Undeniably, there is a skills gap between the qualifications of many Namibian graduates and the demands of the labour market, so a target increase in knowledge transfer and development in the most specialised areas of the green hydrogen value chain would represent an important step forward in a long-term attempt to up-skill the Namibian labour market. This summer, a programme of stipends for young Namibian students pursuing technical education in the hydrogen sector was agreed upon between Berlin and Windhoek. If these initiatives were to be intensified and the private sector be brought in at scale, this may well unleash the transformative potential of green hydrogen technology for the Namibian economy in a broader sense, spreading into other sectors and establishing a long-term trend.
If the two parties do not commit to any hard-and-fast standards, the social impact of green hydrogen on the lives of ordinary Namibians will be limited at best.
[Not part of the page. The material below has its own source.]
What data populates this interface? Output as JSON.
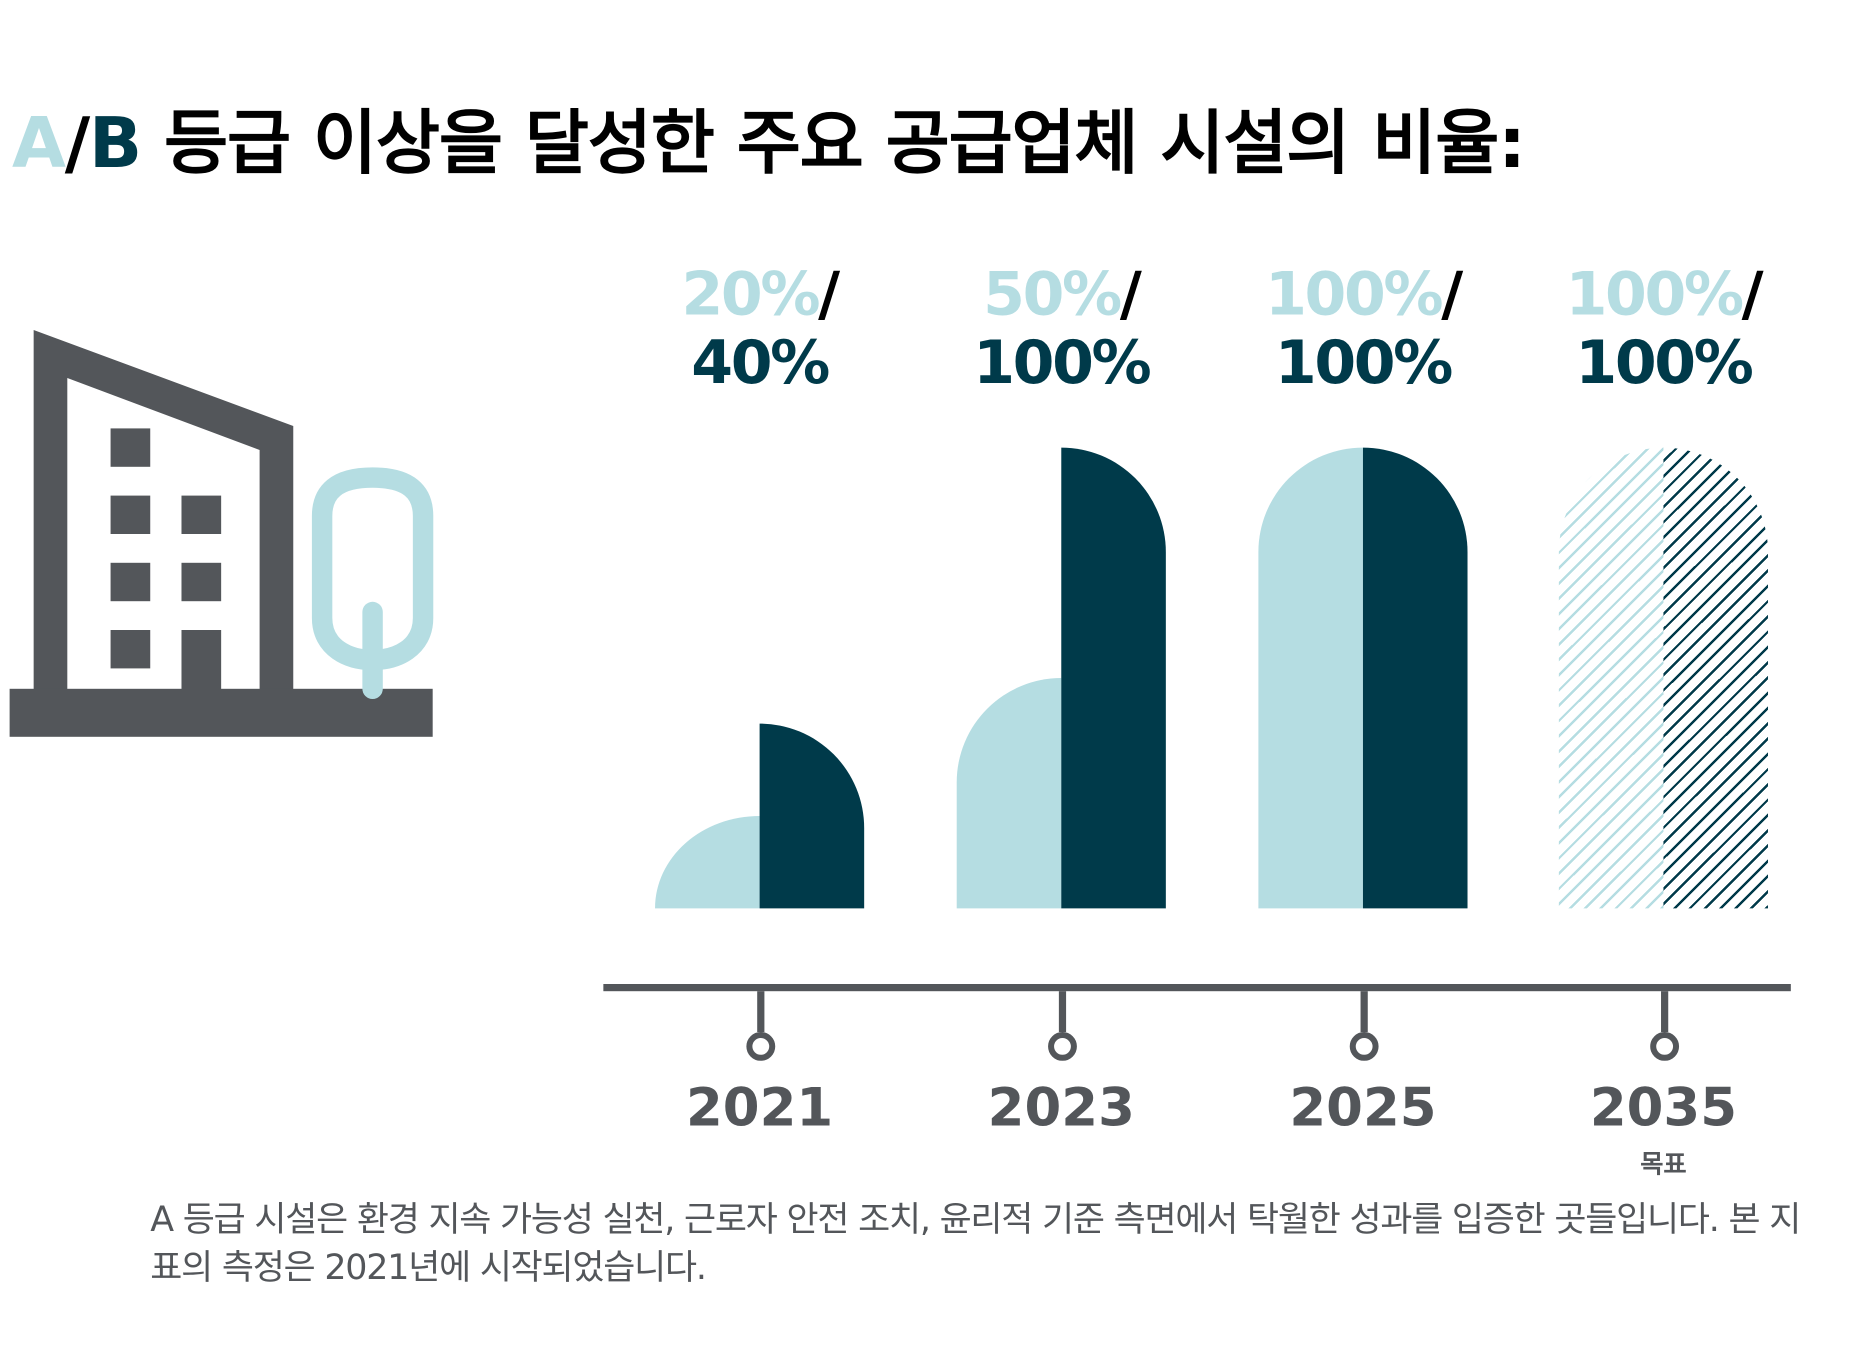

Thirdly, corruption and environmental damage represent serious challenges to prestige projects in the raw materials sector. According to the Institute for Public Policy Research, in order to hem in the pernicious effects of corruption, to render visible the social and ecological impact of the primary industry as a sector and to increase the attractiveness of Namibia as a place to do business overall, the country’s government should join theExtractive Industries Transparency Initiative (EITI). This organisation makes member-states commit to transparent accounting on how proceeds from raw materials extraction are put to use. In doing so, it aims to prevent corruption and enhance economic growth in supplier countries.
If for no other reason than to reduce the risk of embezzlement for EU public funds provided to Namibia, the country’s entry into the initiative should be made a precondition for the planned loan from the European Investment Bank and all direct investment from the EU. This has clear grounds – both moral and financial. Fortunately, joining EITI by 2025 is already stated in Namibia’s government policy in tackling corruption.
The three suggestions made above are a good fit to the six pillars of the partnership, due to be finalised between the European Commission and the Namibian government in a detailed roadmap by mid-2023. If the two parties do not commit to any hard-and-fast standards and fail to define specific measures and sanctions in case of non-compliance, the social impact of green hydrogen on the lives of ordinary Namibians will be limited at best.